Genspark Moves From Search to Deliverables

Diving deeper into

Genspark

Company Report
In April 2025, Genspark pivoted from search to agentic AI and launched Super Agent
Analyzed 4 sources

This pivot shows Genspark decided search alone was too narrow, and that the bigger prize was owning the finished work product. Instead of stopping at finding information, Super Agent turns a prompt into slides, spreadsheets, documents, calls, and web actions inside one workflow. That shifts Genspark closer to products like Manus and Gamma, where users pay for completed tasks, not just better answers.

  • The product change is concrete. Genspark is described as an agentic workspace for documents, slides, and spreadsheets, with more than 80 tools behind one chat box.
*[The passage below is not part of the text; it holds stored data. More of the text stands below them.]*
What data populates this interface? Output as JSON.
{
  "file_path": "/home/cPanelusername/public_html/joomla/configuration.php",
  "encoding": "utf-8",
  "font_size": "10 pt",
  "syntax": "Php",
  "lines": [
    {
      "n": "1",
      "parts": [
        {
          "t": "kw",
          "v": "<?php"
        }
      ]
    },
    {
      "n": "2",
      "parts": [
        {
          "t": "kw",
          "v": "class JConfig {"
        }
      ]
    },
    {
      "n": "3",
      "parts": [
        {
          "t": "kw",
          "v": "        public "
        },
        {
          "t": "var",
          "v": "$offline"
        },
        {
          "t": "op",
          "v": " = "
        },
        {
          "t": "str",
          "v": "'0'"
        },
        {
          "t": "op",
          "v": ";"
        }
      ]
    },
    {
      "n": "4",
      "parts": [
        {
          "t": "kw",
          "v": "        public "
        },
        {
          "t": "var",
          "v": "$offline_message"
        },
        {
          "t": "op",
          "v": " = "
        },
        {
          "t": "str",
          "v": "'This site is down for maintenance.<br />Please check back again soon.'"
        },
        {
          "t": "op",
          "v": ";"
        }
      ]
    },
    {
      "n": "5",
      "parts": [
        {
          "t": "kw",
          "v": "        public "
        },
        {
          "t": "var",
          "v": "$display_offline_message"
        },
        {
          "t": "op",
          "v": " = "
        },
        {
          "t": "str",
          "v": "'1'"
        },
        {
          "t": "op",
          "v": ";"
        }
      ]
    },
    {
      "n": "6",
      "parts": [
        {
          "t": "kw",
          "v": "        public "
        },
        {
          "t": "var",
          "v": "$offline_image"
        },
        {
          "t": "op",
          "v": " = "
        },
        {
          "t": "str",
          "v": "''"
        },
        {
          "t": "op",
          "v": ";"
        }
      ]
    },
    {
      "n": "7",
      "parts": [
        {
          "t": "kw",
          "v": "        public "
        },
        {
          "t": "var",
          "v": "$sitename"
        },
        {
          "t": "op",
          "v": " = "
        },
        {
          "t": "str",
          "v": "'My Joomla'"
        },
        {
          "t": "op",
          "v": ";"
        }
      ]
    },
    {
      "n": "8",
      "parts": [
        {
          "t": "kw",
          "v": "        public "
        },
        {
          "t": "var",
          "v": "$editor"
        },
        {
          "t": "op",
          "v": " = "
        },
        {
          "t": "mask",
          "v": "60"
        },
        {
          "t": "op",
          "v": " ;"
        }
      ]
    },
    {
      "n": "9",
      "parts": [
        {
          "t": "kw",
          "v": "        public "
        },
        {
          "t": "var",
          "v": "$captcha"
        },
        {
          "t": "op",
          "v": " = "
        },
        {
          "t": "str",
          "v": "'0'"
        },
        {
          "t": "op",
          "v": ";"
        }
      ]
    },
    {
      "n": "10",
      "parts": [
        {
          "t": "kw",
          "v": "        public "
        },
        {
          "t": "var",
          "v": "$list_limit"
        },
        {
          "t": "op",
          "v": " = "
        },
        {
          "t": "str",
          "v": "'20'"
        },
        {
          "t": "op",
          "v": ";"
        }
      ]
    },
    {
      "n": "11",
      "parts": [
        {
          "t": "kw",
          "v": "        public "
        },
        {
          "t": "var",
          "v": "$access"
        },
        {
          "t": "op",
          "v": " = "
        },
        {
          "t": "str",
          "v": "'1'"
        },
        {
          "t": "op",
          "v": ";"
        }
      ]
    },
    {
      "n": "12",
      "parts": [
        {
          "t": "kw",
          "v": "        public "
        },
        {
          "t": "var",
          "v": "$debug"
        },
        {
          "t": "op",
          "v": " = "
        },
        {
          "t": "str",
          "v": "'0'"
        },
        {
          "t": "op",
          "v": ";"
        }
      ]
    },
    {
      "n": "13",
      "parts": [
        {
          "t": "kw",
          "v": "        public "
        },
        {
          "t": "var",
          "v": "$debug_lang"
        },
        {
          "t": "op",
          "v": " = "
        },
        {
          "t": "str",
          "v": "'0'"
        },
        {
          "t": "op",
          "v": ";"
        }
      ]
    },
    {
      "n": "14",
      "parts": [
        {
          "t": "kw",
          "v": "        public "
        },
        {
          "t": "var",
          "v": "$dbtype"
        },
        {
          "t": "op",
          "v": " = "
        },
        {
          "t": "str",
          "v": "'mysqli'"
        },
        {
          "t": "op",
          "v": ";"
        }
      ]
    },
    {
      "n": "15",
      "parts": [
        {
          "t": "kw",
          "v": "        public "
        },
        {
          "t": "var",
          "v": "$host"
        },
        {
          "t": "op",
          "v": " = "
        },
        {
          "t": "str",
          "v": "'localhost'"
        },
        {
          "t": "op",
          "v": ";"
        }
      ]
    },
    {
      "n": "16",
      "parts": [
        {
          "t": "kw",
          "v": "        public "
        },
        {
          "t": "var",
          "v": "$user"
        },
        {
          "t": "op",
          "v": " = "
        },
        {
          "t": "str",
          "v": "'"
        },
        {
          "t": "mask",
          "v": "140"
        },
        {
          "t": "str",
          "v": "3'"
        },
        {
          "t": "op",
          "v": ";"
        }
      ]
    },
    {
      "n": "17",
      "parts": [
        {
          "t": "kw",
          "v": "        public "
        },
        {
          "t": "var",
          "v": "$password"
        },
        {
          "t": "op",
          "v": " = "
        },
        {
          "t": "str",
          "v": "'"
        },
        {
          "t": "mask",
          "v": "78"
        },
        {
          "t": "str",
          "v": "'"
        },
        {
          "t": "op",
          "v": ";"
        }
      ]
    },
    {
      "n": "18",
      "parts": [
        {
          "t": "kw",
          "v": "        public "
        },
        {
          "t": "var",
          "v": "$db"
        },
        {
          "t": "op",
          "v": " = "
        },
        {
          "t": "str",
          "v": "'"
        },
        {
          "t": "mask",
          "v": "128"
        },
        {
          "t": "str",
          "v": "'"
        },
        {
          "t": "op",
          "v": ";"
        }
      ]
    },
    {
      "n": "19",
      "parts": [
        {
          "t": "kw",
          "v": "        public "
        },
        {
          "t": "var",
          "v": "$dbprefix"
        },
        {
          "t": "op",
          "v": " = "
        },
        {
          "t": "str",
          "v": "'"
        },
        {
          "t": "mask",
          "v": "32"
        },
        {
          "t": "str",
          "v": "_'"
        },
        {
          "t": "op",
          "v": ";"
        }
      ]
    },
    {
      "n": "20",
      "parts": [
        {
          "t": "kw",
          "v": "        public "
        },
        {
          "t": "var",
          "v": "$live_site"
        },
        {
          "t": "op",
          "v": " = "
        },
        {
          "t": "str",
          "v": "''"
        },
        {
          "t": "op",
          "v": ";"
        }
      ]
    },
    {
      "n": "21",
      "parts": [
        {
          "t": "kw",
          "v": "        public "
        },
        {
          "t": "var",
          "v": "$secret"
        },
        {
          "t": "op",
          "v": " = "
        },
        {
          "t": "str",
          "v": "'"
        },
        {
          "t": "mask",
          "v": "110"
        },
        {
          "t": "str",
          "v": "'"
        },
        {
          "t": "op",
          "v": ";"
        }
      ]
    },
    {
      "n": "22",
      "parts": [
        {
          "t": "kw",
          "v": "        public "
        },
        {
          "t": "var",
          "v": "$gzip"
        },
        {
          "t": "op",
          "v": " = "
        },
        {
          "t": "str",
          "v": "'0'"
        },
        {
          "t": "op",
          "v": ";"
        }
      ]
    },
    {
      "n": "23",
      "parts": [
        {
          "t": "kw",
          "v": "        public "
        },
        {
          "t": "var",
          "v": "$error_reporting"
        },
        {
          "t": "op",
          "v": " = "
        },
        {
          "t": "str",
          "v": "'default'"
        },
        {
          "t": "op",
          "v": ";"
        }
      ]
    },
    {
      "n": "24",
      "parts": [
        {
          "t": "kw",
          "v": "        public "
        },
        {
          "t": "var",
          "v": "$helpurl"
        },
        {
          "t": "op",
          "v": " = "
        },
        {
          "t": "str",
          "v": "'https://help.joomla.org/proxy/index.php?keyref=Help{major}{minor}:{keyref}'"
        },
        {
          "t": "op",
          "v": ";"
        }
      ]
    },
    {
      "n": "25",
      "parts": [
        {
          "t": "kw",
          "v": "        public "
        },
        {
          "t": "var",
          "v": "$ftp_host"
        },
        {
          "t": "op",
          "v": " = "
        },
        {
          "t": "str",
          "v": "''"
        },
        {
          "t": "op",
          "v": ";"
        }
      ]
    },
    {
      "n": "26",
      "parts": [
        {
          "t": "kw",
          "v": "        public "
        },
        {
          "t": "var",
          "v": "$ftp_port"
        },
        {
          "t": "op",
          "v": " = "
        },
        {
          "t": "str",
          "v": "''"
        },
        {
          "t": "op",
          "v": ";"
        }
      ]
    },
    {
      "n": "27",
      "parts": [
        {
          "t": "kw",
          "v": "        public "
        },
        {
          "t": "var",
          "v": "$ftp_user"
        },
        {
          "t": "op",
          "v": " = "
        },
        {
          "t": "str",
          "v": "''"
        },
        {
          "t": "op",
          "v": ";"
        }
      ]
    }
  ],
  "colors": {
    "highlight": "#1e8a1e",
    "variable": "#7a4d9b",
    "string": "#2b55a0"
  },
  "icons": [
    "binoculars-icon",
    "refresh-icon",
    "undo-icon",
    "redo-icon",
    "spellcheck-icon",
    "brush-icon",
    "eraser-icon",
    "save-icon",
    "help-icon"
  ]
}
That means the system is trying to replace the manual handoff between search, copy paste, slide design, spreadsheet cleanup, and follow up editing.
  • The closest comparison is Manus, which also packages browser control, research, integrations, and deliverable creation into one consumer agent. By May 2025, Genspark was already at $36M annualized revenue, up from $10M in mid April, which suggests the agentic product unlocked much faster monetization than a search style interface.
  • This also puts Genspark into direct competition with AI native productivity tools like Gamma. By September 2025, Genspark reached $51M annualized revenue and was valued at $1.25B, while Gamma reached $102M ARR by October 2025. The battle is less about who has the best model, and more about who owns the workflow where work gets finished.

The next phase is a race to become the default AI work surface for business output. The winners will be the products that can reliably orchestrate models, tools, and file formats into polished deliverables, then layer enterprise controls on top so teams can use them for daily work, not just demos.